TWO Tarcombe Hereford sires have been snapped up by global genetic giants this year, as a relentless focus on performance recording pays off for the stud.
The saying 'without data you're just another bloke with an opinion' rings true to Tim Hayes, who manages the 1600-hectare Ruffy-based operation, alongside his dad Rob Hayes, and their respective partners Cindy and Jan.
This focus on objective measurements has catapulted the stud to the top of its game, now represented in Herefords Australia's Super Sire program, and this year preparing to go global with semen sales of Tarcombe McLaren Q203 and Tarcombe Nockout R064 that are bound for Europe and New Zealand.
The Hayes family run 300 registered Hereford cows and 2500 Merino breeding ewes across the granite, sandy loam property which records about an 800-millimetre annual rainfall.
About 50 of the male calves are kept annually as bulls, with the rest marked and sold, or fattened at Tarcombe to 600 kilograms liveweight and offloaded before they are two-years-old.
Each autumn the Hayes hold an on-property auction, selling 40 bulls and 33 pregnancy-tested-in-calf heifers, with the remainder sold at the Wodonga Hereford National or privately.
With a humble attitude and a passion for objective performance data, Tarcombe Herefords has an unwavering focus on calving ease, carcase traits and fertility.
ABS Global is contracted to the semen marketing rights of Q203, and have received interest from breeders in the UK and NZ, attracted to the sire's BreedPlan figures.
"I have always been a believer that you think you're good then you should give it away because what are you striving for?" Mr Hayes said.
"I don't think Q203 is a perfect bull but he has a lot to offer."
The son of Wirruna McLaren M175 AI) (PP), out of Tarcombe Last Day M174 (AI) (ET) (P), does have a lot to offer, reaching the breed's top 1 per cent for 2019-drop sires for both calving ease daughters at +9.6, intramuscular fat (IMF) at 2.5pc and carcase at +71kg.
"He's good; he is where we are trying to breed them," he said.
"I work on the three calving traits - calving ease, gestation length and birth weight.
"His early growth is fairly high but not extreme, and then he is strong in his carcase traits with big eye muscle area (EMA) (at +6.7) and fat cover."

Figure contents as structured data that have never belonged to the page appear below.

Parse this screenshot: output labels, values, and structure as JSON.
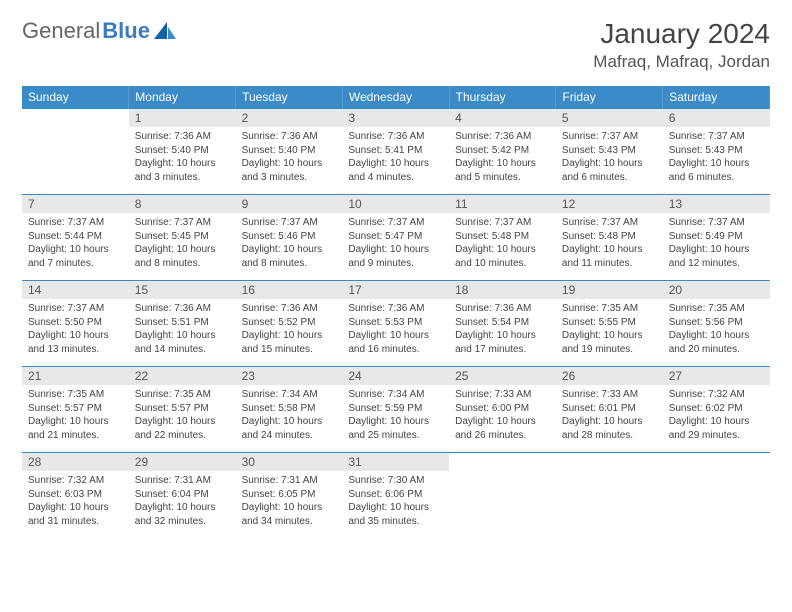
{
  "brand": {
    "part1": "General",
    "part2": "Blue",
    "accent_color": "#3b7bbf"
  },
  "title": "January 2024",
  "location": "Mafraq, Mafraq, Jordan",
  "colors": {
    "header_bg": "#3b8bc9",
    "header_fg": "#ffffff",
    "daynum_bg": "#e8e8e8",
    "border": "#3b8bc9",
    "text": "#444444"
  },
  "day_headers": [
    "Sunday",
    "Monday",
    "Tuesday",
    "Wednesday",
    "Thursday",
    "Friday",
    "Saturday"
  ],
  "weeks": [
    [
      {
        "n": "",
        "t": ""
      },
      {
        "n": "1",
        "t": "Sunrise: 7:36 AM\nSunset: 5:40 PM\nDaylight: 10 hours and 3 minutes."
      },
      {
        "n": "2",
        "t": "Sunrise: 7:36 AM\nSunset: 5:40 PM\nDaylight: 10 hours and 3 minutes."
      },
      {
        "n": "3",
        "t": "Sunrise: 7:36 AM\nSunset: 5:41 PM\nDaylight: 10 hours and 4 minutes."
      },
      {
        "n": "4",
        "t": "Sunrise: 7:36 AM\nSunset: 5:42 PM\nDaylight: 10 hours and 5 minutes."
      },
      {
        "n": "5",
        "t": "Sunrise: 7:37 AM\nSunset: 5:43 PM\nDaylight: 10 hours and 6 minutes."
      },
      {
        "n": "6",
        "t": "Sunrise: 7:37 AM\nSunset: 5:43 PM\nDaylight: 10 hours and 6 minutes."
      }
    ],
    [
      {
        "n": "7",
        "t": "Sunrise: 7:37 AM\nSunset: 5:44 PM\nDaylight: 10 hours and 7 minutes."
      },
      {
        "n": "8",
        "t": "Sunrise: 7:37 AM\nSunset: 5:45 PM\nDaylight: 10 hours and 8 minutes."
      },
      {
        "n": "9",
        "t": "Sunrise: 7:37 AM\nSunset: 5:46 PM\nDaylight: 10 hours and 8 minutes."
      },
      {
        "n": "10",
        "t": "Sunrise: 7:37 AM\nSunset: 5:47 PM\nDaylight: 10 hours and 9 minutes."
      },
      {
        "n": "11",
        "t": "Sunrise: 7:37 AM\nSunset: 5:48 PM\nDaylight: 10 hours and 10 minutes."
      },
      {
        "n": "12",
        "t": "Sunrise: 7:37 AM\nSunset: 5:48 PM\nDaylight: 10 hours and 11 minutes."
      },
      {
        "n": "13",
        "t": "Sunrise: 7:37 AM\nSunset: 5:49 PM\nDaylight: 10 hours and 12 minutes."
      }
    ],
    [
      {
        "n": "14",
        "t": "Sunrise: 7:37 AM\nSunset: 5:50 PM\nDaylight: 10 hours and 13 minutes."
      },
      {
        "n": "15",
        "t": "Sunrise: 7:36 AM\nSunset: 5:51 PM\nDaylight: 10 hours and 14 minutes."
      },
      {
        "n": "16",
        "t": "Sunrise: 7:36 AM\nSunset: 5:52 PM\nDaylight: 10 hours and 15 minutes."
      },
      {
        "n": "17",
        "t": "Sunrise: 7:36 AM\nSunset: 5:53 PM\nDaylight: 10 hours and 16 minutes."
      },
      {
        "n": "18",
        "t": "Sunrise: 7:36 AM\nSunset: 5:54 PM\nDaylight: 10 hours and 17 minutes."
      },
      {
        "n": "19",
        "t": "Sunrise: 7:35 AM\nSunset: 5:55 PM\nDaylight: 10 hours and 19 minutes."
      },
      {
        "n": "20",
        "t": "Sunrise: 7:35 AM\nSunset: 5:56 PM\nDaylight: 10 hours and 20 minutes."
      }
    ],
    [
      {
        "n": "21",
        "t": "Sunrise: 7:35 AM\nSunset: 5:57 PM\nDaylight: 10 hours and 21 minutes."
      },
      {
        "n": "22",
        "t": "Sunrise: 7:35 AM\nSunset: 5:57 PM\nDaylight: 10 hours and 22 minutes."
      },
      {
        "n": "23",
        "t": "Sunrise: 7:34 AM\nSunset: 5:58 PM\nDaylight: 10 hours and 24 minutes."
      },
      {
        "n": "24",
        "t": "Sunrise: 7:34 AM\nSunset: 5:59 PM\nDaylight: 10 hours and 25 minutes."
      },
      {
        "n": "25",
        "t": "Sunrise: 7:33 AM\nSunset: 6:00 PM\nDaylight: 10 hours and 26 minutes."
      },
      {
        "n": "26",
        "t": "Sunrise: 7:33 AM\nSunset: 6:01 PM\nDaylight: 10 hours and 28 minutes."
      },
      {
        "n": "27",
        "t": "Sunrise: 7:32 AM\nSunset: 6:02 PM\nDaylight: 10 hours and 29 minutes."
      }
    ],
    [
      {
        "n": "28",
        "t": "Sunrise: 7:32 AM\nSunset: 6:03 PM\nDaylight: 10 hours and 31 minutes."
      },
      {
        "n": "29",
        "t": "Sunrise: 7:31 AM\nSunset: 6:04 PM\nDaylight: 10 hours and 32 minutes."
      },
      {
        "n": "30",
        "t": "Sunrise: 7:31 AM\nSunset: 6:05 PM\nDaylight: 10 hours and 34 minutes."
      },
      {
        "n": "31",
        "t": "Sunrise: 7:30 AM\nSunset: 6:06 PM\nDaylight: 10 hours and 35 minutes."
      },
      {
        "n": "",
        "t": ""
      },
      {
        "n": "",
        "t": ""
      },
      {
        "n": "",
        "t": ""
      }
    ]
  ]
}
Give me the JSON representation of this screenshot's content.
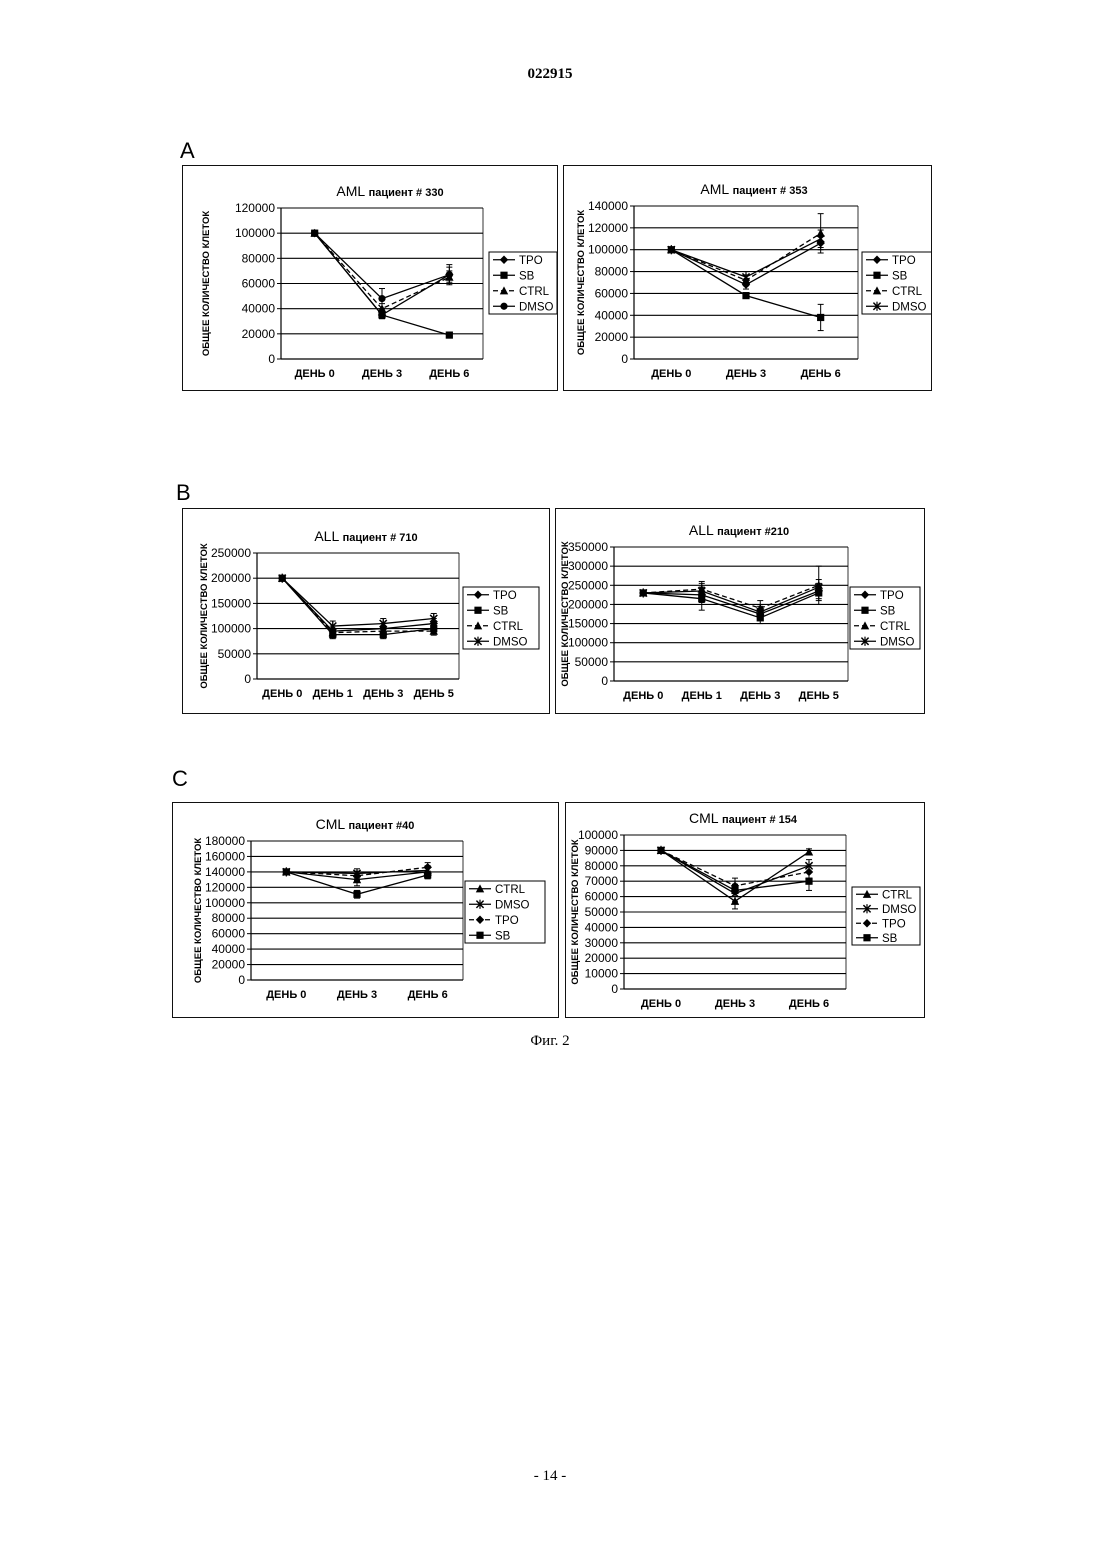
{
  "header": {
    "doc_number": "022915"
  },
  "sections": {
    "a": "A",
    "b": "B",
    "c": "C"
  },
  "caption": "Фиг. 2",
  "footer": {
    "page": "- 14 -"
  },
  "chart_data": [
    {
      "id": "aml330",
      "type": "line",
      "title": "AML пациент # 330",
      "title_main": "AML",
      "title_sub": "пациент # 330",
      "ylabel": "ОБЩЕЕ КОЛИЧЕСТВО КЛЕТОК",
      "categories": [
        "ДЕНЬ 0",
        "ДЕНЬ 3",
        "ДЕНЬ 6"
      ],
      "ylim": [
        0,
        120000
      ],
      "yticks": [
        0,
        20000,
        40000,
        60000,
        80000,
        100000,
        120000
      ],
      "ytick_labels": [
        "0",
        "20000",
        "40000",
        "60000",
        "80000",
        "100000",
        "120000"
      ],
      "grid": true,
      "legend_position": "right",
      "series": [
        {
          "name": "TPO",
          "marker": "diamond",
          "values": [
            100000,
            35000,
            67000
          ],
          "errors": [
            0,
            3000,
            6000
          ]
        },
        {
          "name": "SB",
          "marker": "square",
          "values": [
            100000,
            35000,
            19000
          ],
          "errors": [
            0,
            2000,
            1000
          ]
        },
        {
          "name": "CTRL",
          "marker": "triangle",
          "values": [
            100000,
            40000,
            65000
          ],
          "errors": [
            0,
            4000,
            5000
          ]
        },
        {
          "name": "DMSO",
          "marker": "circle",
          "values": [
            100000,
            48000,
            67000
          ],
          "errors": [
            0,
            8000,
            8000
          ]
        }
      ]
    },
    {
      "id": "aml353",
      "type": "line",
      "title": "AML пациент # 353",
      "title_main": "AML",
      "title_sub": "пациент # 353",
      "ylabel": "ОБЩЕЕ КОЛИЧЕСТВО КЛЕТОК",
      "categories": [
        "ДЕНЬ 0",
        "ДЕНЬ 3",
        "ДЕНЬ 6"
      ],
      "ylim": [
        0,
        140000
      ],
      "yticks": [
        0,
        20000,
        40000,
        60000,
        80000,
        100000,
        120000,
        140000
      ],
      "ytick_labels": [
        "0",
        "20000",
        "40000",
        "60000",
        "80000",
        "100000",
        "120000",
        "140000"
      ],
      "grid": true,
      "legend_position": "right",
      "series": [
        {
          "name": "TPO",
          "marker": "diamond",
          "values": [
            100000,
            68000,
            106000
          ],
          "errors": [
            0,
            4000,
            6000
          ]
        },
        {
          "name": "SB",
          "marker": "square",
          "values": [
            100000,
            58000,
            38000
          ],
          "errors": [
            0,
            2000,
            12000
          ]
        },
        {
          "name": "CTRL",
          "marker": "triangle",
          "values": [
            100000,
            72000,
            115000
          ],
          "errors": [
            0,
            5000,
            18000
          ]
        },
        {
          "name": "DMSO",
          "marker": "x",
          "values": [
            100000,
            75000,
            110000
          ],
          "errors": [
            0,
            5000,
            8000
          ]
        }
      ]
    },
    {
      "id": "all710",
      "type": "line",
      "title": "ALL пациент # 710",
      "title_main": "ALL",
      "title_sub": "пациент # 710",
      "ylabel": "ОБЩЕЕ КОЛИЧЕСТВО КЛЕТОК",
      "categories": [
        "ДЕНЬ 0",
        "ДЕНЬ 1",
        "ДЕНЬ 3",
        "ДЕНЬ 5"
      ],
      "ylim": [
        0,
        250000
      ],
      "yticks": [
        0,
        50000,
        100000,
        150000,
        200000,
        250000
      ],
      "ytick_labels": [
        "0",
        "50000",
        "100000",
        "150000",
        "200000",
        "250000"
      ],
      "grid": true,
      "legend_position": "right",
      "series": [
        {
          "name": "TPO",
          "marker": "diamond",
          "values": [
            200000,
            95000,
            100000,
            110000
          ],
          "errors": [
            0,
            10000,
            10000,
            10000
          ]
        },
        {
          "name": "SB",
          "marker": "square",
          "values": [
            200000,
            88000,
            88000,
            100000
          ],
          "errors": [
            0,
            8000,
            8000,
            10000
          ]
        },
        {
          "name": "CTRL",
          "marker": "triangle",
          "values": [
            200000,
            92000,
            95000,
            95000
          ],
          "errors": [
            0,
            8000,
            8000,
            8000
          ]
        },
        {
          "name": "DMSO",
          "marker": "x",
          "values": [
            200000,
            105000,
            110000,
            120000
          ],
          "errors": [
            0,
            10000,
            10000,
            10000
          ]
        }
      ]
    },
    {
      "id": "all210",
      "type": "line",
      "title": "ALL пациент #210",
      "title_main": "ALL",
      "title_sub": "пациент #210",
      "ylabel": "ОБЩЕЕ КОЛИЧЕСТВО КЛЕТОК",
      "categories": [
        "ДЕНЬ 0",
        "ДЕНЬ 1",
        "ДЕНЬ 3",
        "ДЕНЬ 5"
      ],
      "ylim": [
        0,
        350000
      ],
      "yticks": [
        0,
        50000,
        100000,
        150000,
        200000,
        250000,
        300000,
        350000
      ],
      "ytick_labels": [
        "0",
        "50000",
        "100000",
        "150000",
        "200000",
        "250000",
        "300000",
        "350000"
      ],
      "grid": true,
      "legend_position": "right",
      "series": [
        {
          "name": "TPO",
          "marker": "diamond",
          "values": [
            230000,
            225000,
            175000,
            235000
          ],
          "errors": [
            0,
            20000,
            15000,
            20000
          ]
        },
        {
          "name": "SB",
          "marker": "square",
          "values": [
            230000,
            215000,
            165000,
            230000
          ],
          "errors": [
            0,
            30000,
            15000,
            20000
          ]
        },
        {
          "name": "CTRL",
          "marker": "triangle",
          "values": [
            230000,
            240000,
            190000,
            250000
          ],
          "errors": [
            0,
            20000,
            20000,
            50000
          ]
        },
        {
          "name": "DMSO",
          "marker": "x",
          "values": [
            230000,
            235000,
            180000,
            245000
          ],
          "errors": [
            0,
            20000,
            15000,
            20000
          ]
        }
      ]
    },
    {
      "id": "cml40",
      "type": "line",
      "title": "CML пациент #40",
      "title_main": "CML",
      "title_sub": "пациент #40",
      "ylabel": "ОБЩЕЕ КОЛИЧЕСТВО КЛЕТОК",
      "categories": [
        "ДЕНЬ 0",
        "ДЕНЬ 3",
        "ДЕНЬ 6"
      ],
      "ylim": [
        0,
        180000
      ],
      "yticks": [
        0,
        20000,
        40000,
        60000,
        80000,
        100000,
        120000,
        140000,
        160000,
        180000
      ],
      "ytick_labels": [
        "0",
        "20000",
        "40000",
        "60000",
        "80000",
        "100000",
        "120000",
        "140000",
        "160000",
        "180000"
      ],
      "grid": true,
      "legend_position": "right",
      "series": [
        {
          "name": "CTRL",
          "marker": "triangle",
          "values": [
            140000,
            130000,
            140000
          ],
          "errors": [
            0,
            8000,
            6000
          ]
        },
        {
          "name": "DMSO",
          "marker": "x",
          "values": [
            140000,
            138000,
            142000
          ],
          "errors": [
            0,
            6000,
            6000
          ]
        },
        {
          "name": "TPO",
          "marker": "diamond",
          "values": [
            140000,
            135000,
            146000
          ],
          "errors": [
            0,
            6000,
            6000
          ]
        },
        {
          "name": "SB",
          "marker": "square",
          "values": [
            140000,
            111000,
            136000
          ],
          "errors": [
            0,
            5000,
            5000
          ]
        }
      ]
    },
    {
      "id": "cml154",
      "type": "line",
      "title": "CML пациент # 154",
      "title_main": "CML",
      "title_sub": "пациент # 154",
      "ylabel": "ОБЩЕЕ КОЛИЧЕСТВО КЛЕТОК",
      "categories": [
        "ДЕНЬ 0",
        "ДЕНЬ 3",
        "ДЕНЬ 6"
      ],
      "ylim": [
        0,
        100000
      ],
      "yticks": [
        0,
        10000,
        20000,
        30000,
        40000,
        50000,
        60000,
        70000,
        80000,
        90000,
        100000
      ],
      "ytick_labels": [
        "0",
        "10000",
        "20000",
        "30000",
        "40000",
        "50000",
        "60000",
        "70000",
        "80000",
        "90000",
        "100000"
      ],
      "grid": true,
      "legend_position": "right",
      "series": [
        {
          "name": "CTRL",
          "marker": "triangle",
          "values": [
            90000,
            57000,
            89000
          ],
          "errors": [
            0,
            5000,
            2000
          ]
        },
        {
          "name": "DMSO",
          "marker": "x",
          "values": [
            90000,
            62000,
            80000
          ],
          "errors": [
            0,
            5000,
            4000
          ]
        },
        {
          "name": "TPO",
          "marker": "diamond",
          "values": [
            90000,
            67000,
            76000
          ],
          "errors": [
            0,
            5000,
            4000
          ]
        },
        {
          "name": "SB",
          "marker": "square",
          "values": [
            90000,
            64000,
            70000
          ],
          "errors": [
            0,
            4000,
            6000
          ]
        }
      ]
    }
  ]
}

He has been artificially inseminated to the entire 2020-drop of Tarcombe heifers, due to calve in March, and is currently at ABS Global for semen collection with genetics orders for Europe and NZ.
"He will have a fairly big impact in our own herd and there have been quite a few studs that have already used him," he said.
"In terms of marketing, it is a big thing to get our name out there in other countries and it isn't something that we had properly considered before."
Equally as impressive is R064 BreedPlan's figures, ranked in the top 10pc of the breed for 200, 400 and 600-day weight, and top 5pc for IMF at +2.2, with semen marketing contracted to Alta Genetics.
The son of Yavenvale Nockout N312, out of Banemore Last Day P084, was chosen by Alta Genetics for his calving traits and fertility.
"He has good calving traits and more growth," he said.
"In the last 10 years we have focused on breeding cattle that are easier to finish, so we look at the 200 and 400-day growth figures, as opposed to 600 days, as I want them to plateau.
"If you chase 600 too much, they don't stop growing until they're four-years-old and we want cattle finished before they're two."
Mr Hayes said they compromise growth to gain calving ease, an attractive balance for Angus breeders who were chasing hybrid vigour of Black Baldies.
"Hereford breeders were asleep at the wheel 30 years ago when the Angus breed was chasing calving ease hard and we thought we were invincible," he said.
"I am a big believer in calving ease and the breed has had to make some improvements in that area, which we have, but I think there is still room for more."
The stud has a split calving in both spring and autumn, with the theory they can utilise their most current genetics joining the dominant bull of the year across both joinings while offering a broader age range of 18-month-old to two-year-old bulls for sale.
This year, Tarcombe Herefords purchased Wirruna Phil P273 for $70,000, paid in partnership with Quamby Plains Poll Herefords, Hagley, Tasmania.
The bull was a son of renowned Wirruna sire, Wirruna Ledger L285 and out of Wirruna Doreen J50, with an EMA of +7.4, rib fat of +1.8 and rump fat of +2.8, along with calving ease of +8.4.
"The new genetics should always be your best genetics," he said.
"Recently what has brought new buyers to our sale is our BreedPlan data so I put bulls up for that reason.
"It is an important tool and if bulls don't have good figures, I wouldn't even look at them."